Mendesis! Orang-orang tanpa kepala yang tersisa basah kuyup saat mereka berteriak dan mengejang kesakitan sebelum jatuh ke tanah.
Mereka meleleh dengan cepat menjadi darah saat peluit tembaga Azik tergeletak di tengah-tengah area yang dimurnikan.
Sudah terselesaikan... Gehrman Sparrow sangat kuat. Bahkan jika dia bertemu Kapten, dia akan memiliki kemampuan untuk melawannya... Sayang sekali aku tidak bisa melihat kekuatan Beyonder yang dia gunakan... Danitz menoleh untuk melihat Klein, yang berdiri di depan jasad Uskup Millet, dan dalam hati menghela nafas.
Kemudian dia melihat Gehrman Sparrow menatapnya dengan dingin.

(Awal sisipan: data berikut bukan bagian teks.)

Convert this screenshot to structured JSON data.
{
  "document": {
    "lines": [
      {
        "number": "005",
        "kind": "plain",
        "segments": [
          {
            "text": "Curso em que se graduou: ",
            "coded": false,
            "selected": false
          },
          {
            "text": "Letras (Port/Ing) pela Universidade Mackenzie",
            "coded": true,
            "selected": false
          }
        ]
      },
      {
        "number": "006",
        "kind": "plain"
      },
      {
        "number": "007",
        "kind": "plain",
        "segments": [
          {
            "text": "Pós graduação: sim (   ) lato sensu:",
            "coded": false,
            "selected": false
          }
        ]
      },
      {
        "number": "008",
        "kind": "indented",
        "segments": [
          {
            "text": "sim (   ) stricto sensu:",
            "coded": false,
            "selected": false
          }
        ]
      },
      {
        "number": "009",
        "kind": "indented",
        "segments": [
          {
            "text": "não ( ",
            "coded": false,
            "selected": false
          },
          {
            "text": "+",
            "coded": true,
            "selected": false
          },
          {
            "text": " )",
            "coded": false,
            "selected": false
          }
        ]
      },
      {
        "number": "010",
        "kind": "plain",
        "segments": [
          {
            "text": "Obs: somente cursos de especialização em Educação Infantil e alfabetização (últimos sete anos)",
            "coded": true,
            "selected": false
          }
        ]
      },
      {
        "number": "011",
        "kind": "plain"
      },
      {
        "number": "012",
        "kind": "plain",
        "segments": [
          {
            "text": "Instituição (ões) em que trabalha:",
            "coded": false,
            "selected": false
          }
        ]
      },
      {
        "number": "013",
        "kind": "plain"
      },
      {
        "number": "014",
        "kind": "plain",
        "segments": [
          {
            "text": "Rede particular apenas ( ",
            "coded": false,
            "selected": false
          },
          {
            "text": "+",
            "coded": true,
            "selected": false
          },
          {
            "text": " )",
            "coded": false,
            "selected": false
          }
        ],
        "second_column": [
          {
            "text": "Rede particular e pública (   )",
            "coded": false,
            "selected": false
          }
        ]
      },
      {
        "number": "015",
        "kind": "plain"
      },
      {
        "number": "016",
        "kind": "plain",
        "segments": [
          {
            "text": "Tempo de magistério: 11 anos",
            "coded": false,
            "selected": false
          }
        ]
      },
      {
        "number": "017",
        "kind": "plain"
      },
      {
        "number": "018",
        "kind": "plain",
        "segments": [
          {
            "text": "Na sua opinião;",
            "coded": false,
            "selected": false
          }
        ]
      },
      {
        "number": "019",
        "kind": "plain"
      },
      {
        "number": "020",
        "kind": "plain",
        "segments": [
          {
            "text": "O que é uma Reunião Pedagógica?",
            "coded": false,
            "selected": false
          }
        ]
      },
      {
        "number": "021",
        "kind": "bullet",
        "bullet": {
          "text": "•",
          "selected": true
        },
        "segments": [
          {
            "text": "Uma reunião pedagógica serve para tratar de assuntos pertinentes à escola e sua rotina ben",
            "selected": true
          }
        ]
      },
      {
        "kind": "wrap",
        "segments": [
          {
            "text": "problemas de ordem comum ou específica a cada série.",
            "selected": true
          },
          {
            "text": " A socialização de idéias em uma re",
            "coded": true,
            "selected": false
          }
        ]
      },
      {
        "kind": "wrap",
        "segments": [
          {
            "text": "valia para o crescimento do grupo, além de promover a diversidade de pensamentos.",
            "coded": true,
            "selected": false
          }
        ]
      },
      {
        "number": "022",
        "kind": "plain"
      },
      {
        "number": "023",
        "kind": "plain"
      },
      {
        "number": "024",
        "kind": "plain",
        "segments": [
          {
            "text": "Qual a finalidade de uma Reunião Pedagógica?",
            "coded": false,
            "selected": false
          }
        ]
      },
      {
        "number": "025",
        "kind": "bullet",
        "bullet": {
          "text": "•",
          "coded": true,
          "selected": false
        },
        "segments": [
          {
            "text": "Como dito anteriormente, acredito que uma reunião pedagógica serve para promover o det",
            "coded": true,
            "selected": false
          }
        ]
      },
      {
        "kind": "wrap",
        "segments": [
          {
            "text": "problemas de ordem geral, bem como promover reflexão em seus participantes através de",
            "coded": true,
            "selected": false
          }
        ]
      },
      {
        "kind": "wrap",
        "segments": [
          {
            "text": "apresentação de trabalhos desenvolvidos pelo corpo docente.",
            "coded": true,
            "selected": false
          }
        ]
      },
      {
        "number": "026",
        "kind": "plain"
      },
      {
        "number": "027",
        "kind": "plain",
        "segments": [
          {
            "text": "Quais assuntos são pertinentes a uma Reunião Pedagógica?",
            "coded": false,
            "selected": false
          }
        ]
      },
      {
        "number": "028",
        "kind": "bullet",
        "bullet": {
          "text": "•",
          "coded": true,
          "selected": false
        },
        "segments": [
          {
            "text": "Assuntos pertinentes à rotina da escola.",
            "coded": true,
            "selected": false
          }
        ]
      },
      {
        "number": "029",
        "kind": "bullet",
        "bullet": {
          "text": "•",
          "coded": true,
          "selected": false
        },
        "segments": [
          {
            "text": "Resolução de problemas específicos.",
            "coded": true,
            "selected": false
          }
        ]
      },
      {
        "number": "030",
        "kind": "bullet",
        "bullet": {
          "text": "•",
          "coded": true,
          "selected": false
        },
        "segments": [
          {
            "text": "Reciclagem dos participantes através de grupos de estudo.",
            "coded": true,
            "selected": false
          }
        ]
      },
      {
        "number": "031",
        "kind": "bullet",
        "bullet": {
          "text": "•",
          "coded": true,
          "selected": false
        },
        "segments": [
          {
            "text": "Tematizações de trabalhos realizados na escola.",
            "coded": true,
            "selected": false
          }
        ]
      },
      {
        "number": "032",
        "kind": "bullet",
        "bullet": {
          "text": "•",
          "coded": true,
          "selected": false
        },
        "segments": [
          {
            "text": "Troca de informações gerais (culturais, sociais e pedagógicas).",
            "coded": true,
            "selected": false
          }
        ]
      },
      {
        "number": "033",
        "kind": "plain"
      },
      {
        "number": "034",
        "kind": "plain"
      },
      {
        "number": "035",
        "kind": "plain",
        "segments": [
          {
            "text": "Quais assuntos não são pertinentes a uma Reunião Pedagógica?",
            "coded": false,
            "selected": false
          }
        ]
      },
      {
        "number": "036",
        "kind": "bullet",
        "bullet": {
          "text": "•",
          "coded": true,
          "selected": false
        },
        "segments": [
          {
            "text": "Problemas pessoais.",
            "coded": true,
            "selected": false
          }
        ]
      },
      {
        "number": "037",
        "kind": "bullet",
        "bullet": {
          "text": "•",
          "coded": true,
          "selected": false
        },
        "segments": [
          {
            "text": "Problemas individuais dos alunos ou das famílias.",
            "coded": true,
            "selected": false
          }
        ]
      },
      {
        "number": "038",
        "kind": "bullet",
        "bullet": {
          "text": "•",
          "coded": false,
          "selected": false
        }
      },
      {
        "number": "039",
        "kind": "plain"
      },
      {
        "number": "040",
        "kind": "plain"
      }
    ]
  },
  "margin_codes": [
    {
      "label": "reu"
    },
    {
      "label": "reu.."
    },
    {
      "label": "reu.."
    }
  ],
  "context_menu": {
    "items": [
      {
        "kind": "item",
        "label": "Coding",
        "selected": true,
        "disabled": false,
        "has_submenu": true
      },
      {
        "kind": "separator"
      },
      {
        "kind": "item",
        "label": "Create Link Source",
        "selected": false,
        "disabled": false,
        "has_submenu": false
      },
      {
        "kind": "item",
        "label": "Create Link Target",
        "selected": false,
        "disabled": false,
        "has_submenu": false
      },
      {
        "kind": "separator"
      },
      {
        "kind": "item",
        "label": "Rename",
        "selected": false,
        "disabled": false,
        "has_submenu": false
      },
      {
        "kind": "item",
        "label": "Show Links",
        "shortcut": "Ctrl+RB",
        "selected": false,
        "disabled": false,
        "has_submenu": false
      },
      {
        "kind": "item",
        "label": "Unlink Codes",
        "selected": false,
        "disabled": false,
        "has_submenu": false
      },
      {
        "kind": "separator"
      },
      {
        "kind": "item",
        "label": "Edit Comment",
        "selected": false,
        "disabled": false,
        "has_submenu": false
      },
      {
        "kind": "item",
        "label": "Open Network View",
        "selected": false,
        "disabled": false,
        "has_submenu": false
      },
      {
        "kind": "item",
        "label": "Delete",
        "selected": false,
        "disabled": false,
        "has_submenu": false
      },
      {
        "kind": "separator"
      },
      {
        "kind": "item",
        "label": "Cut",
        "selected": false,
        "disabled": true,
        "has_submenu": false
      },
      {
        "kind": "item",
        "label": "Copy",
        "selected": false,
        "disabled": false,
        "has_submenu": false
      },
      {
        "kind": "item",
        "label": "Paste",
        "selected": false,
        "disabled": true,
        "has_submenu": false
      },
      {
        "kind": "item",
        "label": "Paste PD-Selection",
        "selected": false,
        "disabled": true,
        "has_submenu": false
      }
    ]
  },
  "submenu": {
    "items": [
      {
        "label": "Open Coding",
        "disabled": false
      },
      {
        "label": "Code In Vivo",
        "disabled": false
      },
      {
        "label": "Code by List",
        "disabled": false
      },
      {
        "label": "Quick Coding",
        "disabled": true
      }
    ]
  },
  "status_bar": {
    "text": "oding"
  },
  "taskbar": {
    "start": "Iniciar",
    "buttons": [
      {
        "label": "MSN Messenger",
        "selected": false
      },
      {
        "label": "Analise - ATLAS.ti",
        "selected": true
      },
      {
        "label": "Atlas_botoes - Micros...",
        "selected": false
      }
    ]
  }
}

Tanpa sadar, Danitz dengan sedih berlari keluar dan mengambil peluit tembaga milik Azik.
Donna mengusap lengannya yang memar dan melihat Paman Sparrow dengan mantel hitam panjangnya berjalan mundur beberapa langkah sebelum membungkuk untuk mengambil setengah topi atasnya, membersihkannya, dan memakainya kembali.